(2′‐ O ‐Methyl‐RNA)‐3′‐PNA Chimeras: A New Class of Mixed Backbone Oligonucleotide Analogues with High Binding Affinity to RNA

The automated on‐line synthesis of DNA‐3′‐PNA chimeras 1 – 4 and (2′‐ O ‐methyl‐RNA)‐3′‐PNA chimeras 5 – 8 is described, in which the 3′‐terminal part of the oligonucleotide is linked to the N‐terminal part of the PNA via N ‐( ω ‐hydroxyalkyl)‐ N ‐[(thymin‐1‐yl)acetyl]glycine units (alkyl=Et, Ph, Bu, and pentyl). By means of UV thermal denaturation, the binding affinities of all chimeras were directly compared by determining their T m values in the duplex with complementary DNA and RNA. All investigated DNA‐3′‐PNA chimeras and (2′‐ O ‐methyl‐RNA)‐3′‐PNA chimeras form more‐stable duplexes with complementary DNA and RNA than the corresponding unmodified DNA. Interestingly, a N ‐(3‐hydroxypropyl)glycine linker resulted in the highest binding affinity for DNA‐3′‐PNA chimeras, whereas the (2′‐ O ‐methyl‐RNA)‐3′‐PNA chimeras showed optimal binding with the homologous N ‐(4‐hydroxybutyl)glycine linker.
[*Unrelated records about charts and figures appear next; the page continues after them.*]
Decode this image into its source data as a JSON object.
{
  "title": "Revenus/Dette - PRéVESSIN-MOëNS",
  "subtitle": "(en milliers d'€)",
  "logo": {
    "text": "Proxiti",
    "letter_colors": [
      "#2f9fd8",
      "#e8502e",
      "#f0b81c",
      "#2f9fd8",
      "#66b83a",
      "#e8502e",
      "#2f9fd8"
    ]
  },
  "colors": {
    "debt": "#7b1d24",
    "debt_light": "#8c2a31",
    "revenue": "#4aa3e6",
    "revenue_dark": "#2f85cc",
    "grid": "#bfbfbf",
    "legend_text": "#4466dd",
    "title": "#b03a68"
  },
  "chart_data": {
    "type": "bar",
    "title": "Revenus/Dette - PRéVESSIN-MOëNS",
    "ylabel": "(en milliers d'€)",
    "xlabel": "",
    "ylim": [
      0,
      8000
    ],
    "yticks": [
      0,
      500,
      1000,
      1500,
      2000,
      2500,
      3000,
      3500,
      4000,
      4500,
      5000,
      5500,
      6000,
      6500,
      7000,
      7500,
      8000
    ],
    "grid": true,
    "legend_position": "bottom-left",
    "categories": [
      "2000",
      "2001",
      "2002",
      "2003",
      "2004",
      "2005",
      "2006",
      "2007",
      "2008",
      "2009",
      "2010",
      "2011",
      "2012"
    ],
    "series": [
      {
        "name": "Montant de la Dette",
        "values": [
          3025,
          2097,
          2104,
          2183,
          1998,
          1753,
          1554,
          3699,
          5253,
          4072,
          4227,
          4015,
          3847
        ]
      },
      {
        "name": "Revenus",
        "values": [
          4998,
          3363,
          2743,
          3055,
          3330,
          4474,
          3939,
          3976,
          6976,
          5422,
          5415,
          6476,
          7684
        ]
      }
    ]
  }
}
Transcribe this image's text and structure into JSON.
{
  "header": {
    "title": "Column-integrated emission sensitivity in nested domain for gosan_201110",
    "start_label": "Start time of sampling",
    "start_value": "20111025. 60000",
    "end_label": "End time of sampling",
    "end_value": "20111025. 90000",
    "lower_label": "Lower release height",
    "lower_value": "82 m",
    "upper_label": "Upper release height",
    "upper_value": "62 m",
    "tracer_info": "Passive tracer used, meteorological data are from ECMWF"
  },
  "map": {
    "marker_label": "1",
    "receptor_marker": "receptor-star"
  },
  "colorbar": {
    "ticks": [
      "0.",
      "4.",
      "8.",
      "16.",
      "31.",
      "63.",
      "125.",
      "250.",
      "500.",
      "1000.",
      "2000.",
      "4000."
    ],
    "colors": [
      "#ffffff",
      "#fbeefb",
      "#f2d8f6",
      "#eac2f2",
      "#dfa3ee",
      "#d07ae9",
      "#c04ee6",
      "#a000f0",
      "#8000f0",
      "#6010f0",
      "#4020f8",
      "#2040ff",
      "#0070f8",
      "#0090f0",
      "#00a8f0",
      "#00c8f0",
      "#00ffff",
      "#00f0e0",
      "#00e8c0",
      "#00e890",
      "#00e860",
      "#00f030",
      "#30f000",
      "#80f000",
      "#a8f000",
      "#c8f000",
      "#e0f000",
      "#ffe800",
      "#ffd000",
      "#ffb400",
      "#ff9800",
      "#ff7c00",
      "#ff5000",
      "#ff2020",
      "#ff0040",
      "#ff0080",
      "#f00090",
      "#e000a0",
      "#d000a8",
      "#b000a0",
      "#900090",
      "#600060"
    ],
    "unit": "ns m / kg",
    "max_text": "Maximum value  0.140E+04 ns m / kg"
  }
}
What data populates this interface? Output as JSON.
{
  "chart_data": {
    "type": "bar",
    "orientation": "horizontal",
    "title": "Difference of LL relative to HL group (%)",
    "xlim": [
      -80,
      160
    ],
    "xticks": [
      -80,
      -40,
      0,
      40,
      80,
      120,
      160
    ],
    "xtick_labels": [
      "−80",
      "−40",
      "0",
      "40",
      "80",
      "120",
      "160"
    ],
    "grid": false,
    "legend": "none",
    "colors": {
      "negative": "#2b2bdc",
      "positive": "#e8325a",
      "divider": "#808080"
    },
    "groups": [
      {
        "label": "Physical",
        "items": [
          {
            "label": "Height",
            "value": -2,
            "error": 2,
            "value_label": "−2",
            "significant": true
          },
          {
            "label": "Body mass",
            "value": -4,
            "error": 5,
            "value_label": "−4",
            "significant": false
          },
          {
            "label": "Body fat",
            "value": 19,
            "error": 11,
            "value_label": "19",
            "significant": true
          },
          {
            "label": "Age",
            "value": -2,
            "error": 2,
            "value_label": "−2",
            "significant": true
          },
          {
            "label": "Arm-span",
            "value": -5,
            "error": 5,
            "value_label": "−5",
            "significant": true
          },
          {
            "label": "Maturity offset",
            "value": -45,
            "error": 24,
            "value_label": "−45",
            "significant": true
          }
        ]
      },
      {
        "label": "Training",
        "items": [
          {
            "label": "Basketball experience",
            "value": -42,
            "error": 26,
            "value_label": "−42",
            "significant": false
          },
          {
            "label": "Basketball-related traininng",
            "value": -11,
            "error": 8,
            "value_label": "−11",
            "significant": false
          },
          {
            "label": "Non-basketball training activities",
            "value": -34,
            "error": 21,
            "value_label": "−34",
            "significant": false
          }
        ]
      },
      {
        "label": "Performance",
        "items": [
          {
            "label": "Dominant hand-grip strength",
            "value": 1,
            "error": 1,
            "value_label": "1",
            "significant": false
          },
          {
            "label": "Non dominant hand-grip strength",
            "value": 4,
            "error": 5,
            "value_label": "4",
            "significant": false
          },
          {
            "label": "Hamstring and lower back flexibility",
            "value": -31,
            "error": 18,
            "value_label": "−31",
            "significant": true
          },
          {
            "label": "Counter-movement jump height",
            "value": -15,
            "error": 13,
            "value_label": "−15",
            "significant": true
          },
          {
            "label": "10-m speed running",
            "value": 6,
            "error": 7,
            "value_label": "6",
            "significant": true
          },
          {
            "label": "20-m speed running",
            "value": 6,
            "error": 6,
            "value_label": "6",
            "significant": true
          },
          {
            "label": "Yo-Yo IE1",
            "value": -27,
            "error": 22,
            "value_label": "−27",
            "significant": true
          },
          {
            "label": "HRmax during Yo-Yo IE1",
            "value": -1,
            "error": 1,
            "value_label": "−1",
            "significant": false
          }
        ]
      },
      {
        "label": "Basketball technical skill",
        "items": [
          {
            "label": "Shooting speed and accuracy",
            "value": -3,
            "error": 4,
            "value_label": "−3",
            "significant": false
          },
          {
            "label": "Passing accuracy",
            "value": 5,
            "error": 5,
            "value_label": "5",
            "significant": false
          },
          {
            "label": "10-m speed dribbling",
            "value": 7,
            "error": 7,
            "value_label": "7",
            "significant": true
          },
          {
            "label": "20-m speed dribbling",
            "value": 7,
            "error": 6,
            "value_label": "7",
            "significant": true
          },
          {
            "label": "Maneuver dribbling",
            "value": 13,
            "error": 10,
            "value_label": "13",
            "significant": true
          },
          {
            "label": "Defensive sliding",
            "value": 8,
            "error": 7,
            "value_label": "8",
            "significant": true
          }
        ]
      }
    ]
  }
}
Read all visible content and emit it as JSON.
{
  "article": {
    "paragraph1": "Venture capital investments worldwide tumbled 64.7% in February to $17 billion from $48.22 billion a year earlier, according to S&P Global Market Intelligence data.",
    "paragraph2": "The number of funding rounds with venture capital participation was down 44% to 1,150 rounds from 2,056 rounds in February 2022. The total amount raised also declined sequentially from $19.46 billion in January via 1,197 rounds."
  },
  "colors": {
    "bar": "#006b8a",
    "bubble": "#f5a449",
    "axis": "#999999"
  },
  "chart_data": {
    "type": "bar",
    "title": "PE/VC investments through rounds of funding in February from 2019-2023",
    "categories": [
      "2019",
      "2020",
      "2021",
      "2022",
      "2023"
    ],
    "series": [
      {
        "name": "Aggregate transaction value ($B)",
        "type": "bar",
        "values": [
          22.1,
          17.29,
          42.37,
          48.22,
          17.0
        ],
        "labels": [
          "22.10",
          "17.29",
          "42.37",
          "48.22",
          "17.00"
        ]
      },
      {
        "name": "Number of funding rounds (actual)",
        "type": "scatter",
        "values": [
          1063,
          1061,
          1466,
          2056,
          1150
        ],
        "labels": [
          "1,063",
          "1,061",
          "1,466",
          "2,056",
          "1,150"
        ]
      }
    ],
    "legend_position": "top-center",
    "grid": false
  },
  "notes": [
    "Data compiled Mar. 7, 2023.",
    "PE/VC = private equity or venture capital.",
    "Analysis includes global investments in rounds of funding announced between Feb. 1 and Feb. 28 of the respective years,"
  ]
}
The duplexes of (2′‐ O ‐methyl‐RNA)‐3′‐PNA chimeras and RNA were significantly more stable than those containing the corresponding DNA‐3′‐PNA chimeras. Surprisingly, we found that the charged (2′‐ O ‐methyl‐RNA)‐3′‐PNA chimera with a N ‐(4‐hydroxybutyl)glycine‐based unit at the junction to the PNA part shows the same binding affinity to RNA as uncharged PNA. Potential applications of (2′‐ O ‐methyl‐RNA)‐3′‐PNA chimeras include their use as antisense agents acting by a RNase‐independent mechanism of action, a prerequisite for antisense‐oligonucleotide‐mediated correction of aberrant splicing of pre‐mRNA.